Stochastic control refers to the general area in which some random variable distributions depend on the choice of certain controls, and one looks for an optimal strategy to choose those controls in order to maximize or minimize the expected value of the random variable.

The random variable to optimize is computed in terms of some stochastic process. It is usually the value of some given function evaluated at the end point of the stochastic process.

The expected value of this random variable, in terms of the starting point of the stochastic process, is a function which satisfies some fully nonlinear integro-differential equation. If the stochastic processes involved are diffusions, the PDEs involved are classical second order equations. If the stochastic process is a Levy process with jumps, then the equations will have a non local part.

Standard stochastic control: the Bellman equation

Consider a family of stochastic processes $X_t^\alpha$ indexed by a parameter $\alpha \in A$, whose corresponding generator operators are $L^\alpha$. We consider the following dynamic programming setting: the parameter $\alpha$ is a control that can be changed at any period of time.

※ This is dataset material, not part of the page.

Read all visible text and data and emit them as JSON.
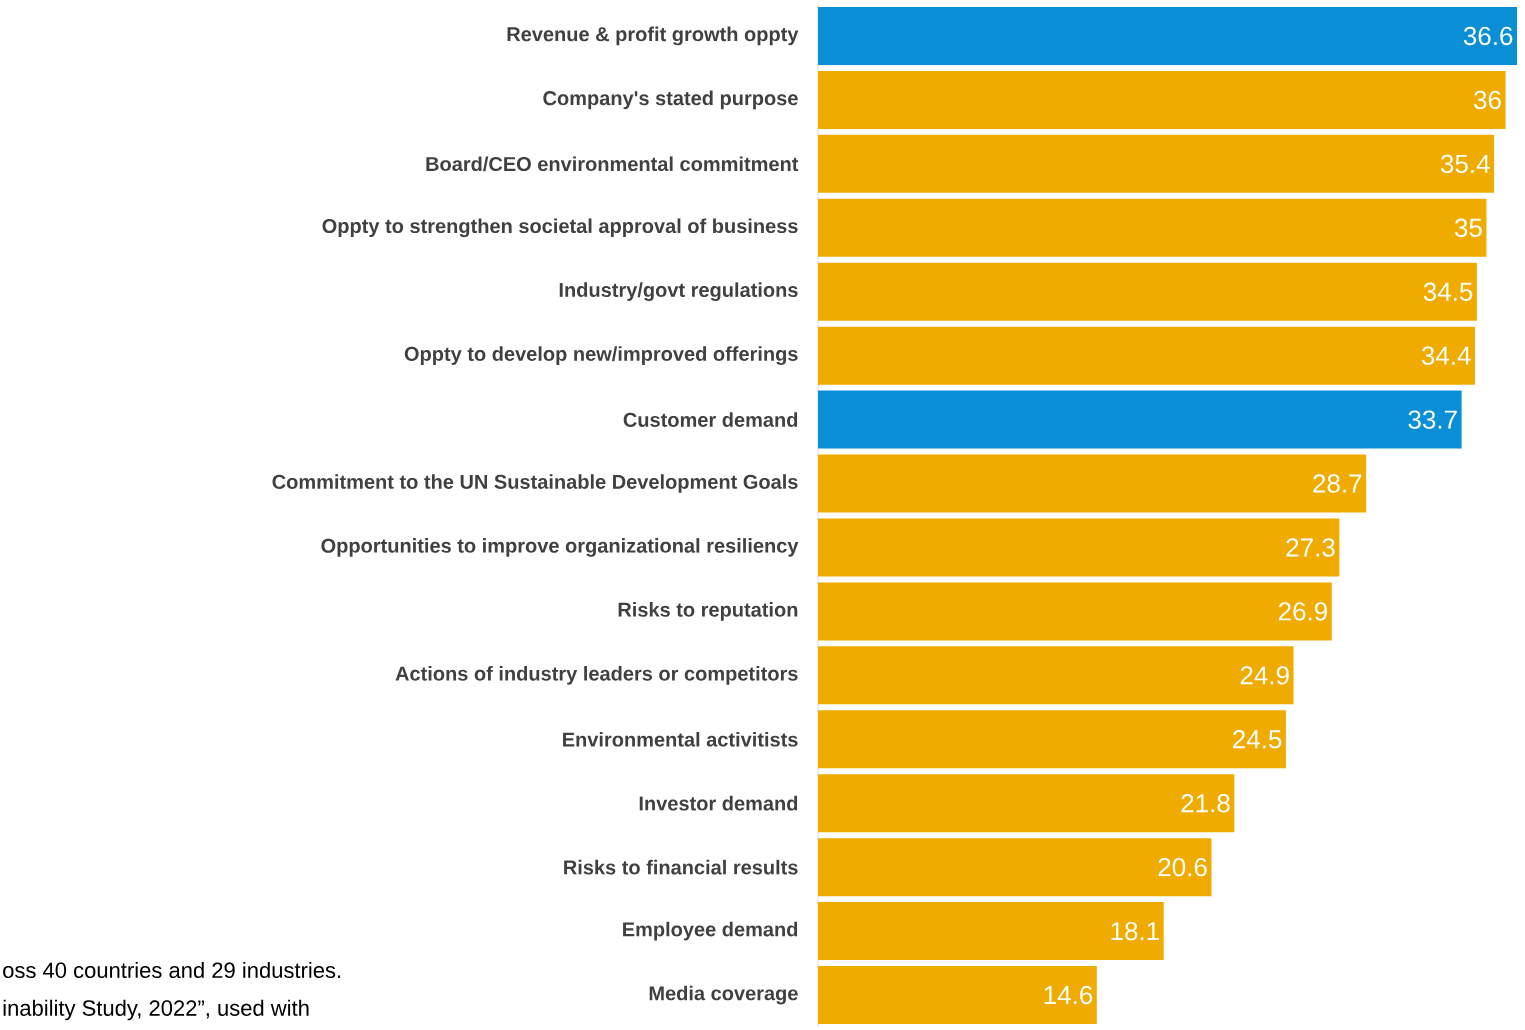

We look for the optimal choice of the control that will maximize the value of a given function $g$ the first time the process $X_t$ exits a domain $D$. If we call this maximal possible expected value $u(x)$, in terms of the initial point $X_0 = x$, the function $u$ will solve the Bellman equation. \[ \sup_{\alpha \in A} L^\alpha u = 0 \qquad \text{in } D.\]

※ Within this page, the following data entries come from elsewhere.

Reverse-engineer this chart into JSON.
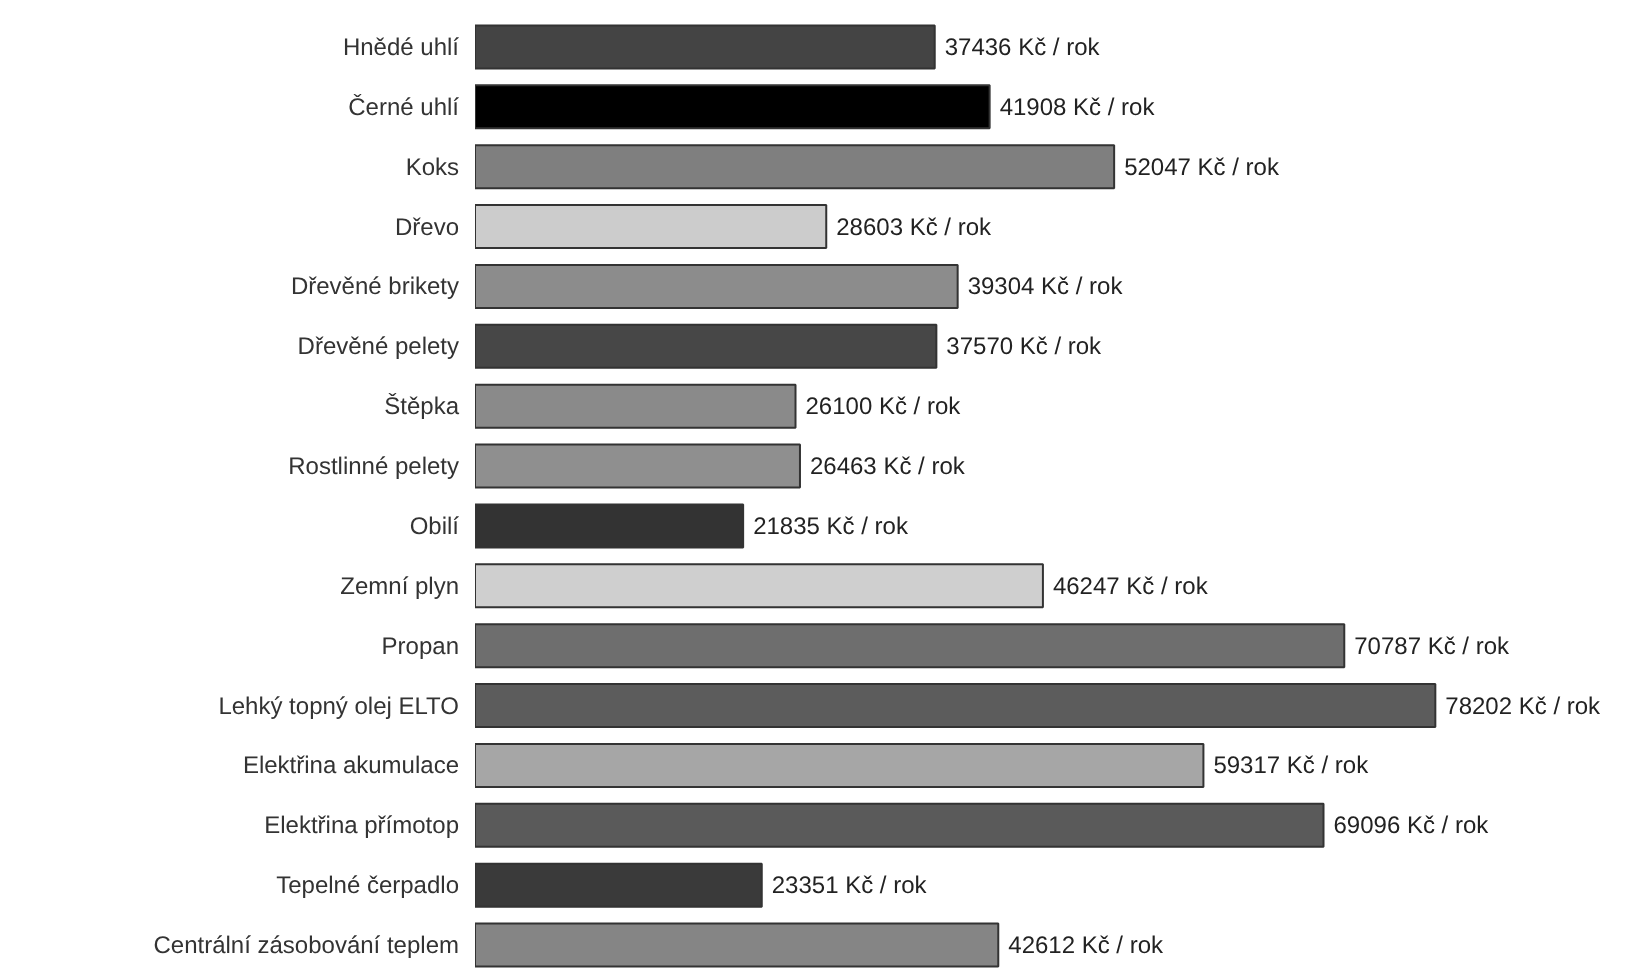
{
  "chart_data": {
    "type": "bar",
    "orientation": "horizontal",
    "categories": [
      "Hnědé uhlí",
      "Černé uhlí",
      "Koks",
      "Dřevo",
      "Dřevěné brikety",
      "Dřevěné pelety",
      "Štěpka",
      "Rostlinné pelety",
      "Obilí",
      "Zemní plyn",
      "Propan",
      "Lehký topný olej ELTO",
      "Elektřina akumulace",
      "Elektřina přímotop",
      "Tepelné čerpadlo",
      "Centrální zásobování teplem"
    ],
    "values": [
      37436,
      41908,
      52047,
      28603,
      39304,
      37570,
      26100,
      26463,
      21835,
      46247,
      70787,
      78202,
      59317,
      69096,
      23351,
      42612
    ],
    "colors": [
      "#444444",
      "#000000",
      "#7f7f7f",
      "#cccccc",
      "#8c8c8c",
      "#474747",
      "#8a8a8a",
      "#8f8f8f",
      "#333333",
      "#cfcfcf",
      "#6e6e6e",
      "#5c5c5c",
      "#a6a6a6",
      "#5a5a5a",
      "#3a3a3a",
      "#858585"
    ],
    "value_labels": [
      "37436 Kč / rok",
      "41908 Kč / rok",
      "52047 Kč / rok",
      "28603 Kč / rok",
      "39304 Kč / rok",
      "37570 Kč / rok",
      "26100 Kč / rok",
      "26463 Kč / rok",
      "21835 Kč / rok",
      "46247 Kč / rok",
      "70787 Kč / rok",
      "78202 Kč / rok",
      "59317 Kč / rok",
      "69096 Kč / rok",
      "23351 Kč / rok",
      "42612 Kč / rok"
    ],
    "tick_labels": "y",
    "grid": false
  }
}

This is a fully nonlinear convex equation.

When the operators $L^\alpha$ are second order and uniformly elliptic, the solution is $C^{2,\alpha}$. This is the result of the Evans-Krylov theorem. When the operators $L^\alpha$ are integral kernels, one can still prove that the solution is classical if the kernels satisfy some uniform assumptions. This is the nonlocal Evans-Krylov theorem

There are many variants of this problem. If the value of $g$ is given at a previously specified time $T$, then $u(x,t)$ solves the backwards parabolic Bellman equation.

Optimal stopping problem

In this case the stochastic process $X_t$ is fixed and the only control is the choice of the time when to stop it. The solution of this problem is obtained though the obstacle problem.

Zero sum games: the Isaacs equation

This is a stochastic games with two players. Each player has one control and they have opposite objectives. The first player chooses a control $\alpha$ to minimize the final expectation, whereas the second player chooses a control $\beta$ (knowing the choice of $\alpha$) to maximize the expectation. The resulting value function $u(x)$ satisfies the Isaacs equation \[ \inf_\alpha \left( \sup_\beta \left( L^{\alpha \beta} u \right) \right) = 0 \qquad \text{in } D.\]

Note that any fully nonlinear PDE of second order $F(D^2u, Du) = 0$ for $F$ (degenerate) elliptic and Lipchitz can be written as an Isaacs equation, and therefore derived from a zero sum game, for some appropriate choice of the linear operators $L^{\alpha \beta}$.

If the Levy processes contain jumps, the corresponding equation will be a fully nonlinear integro-differential equation.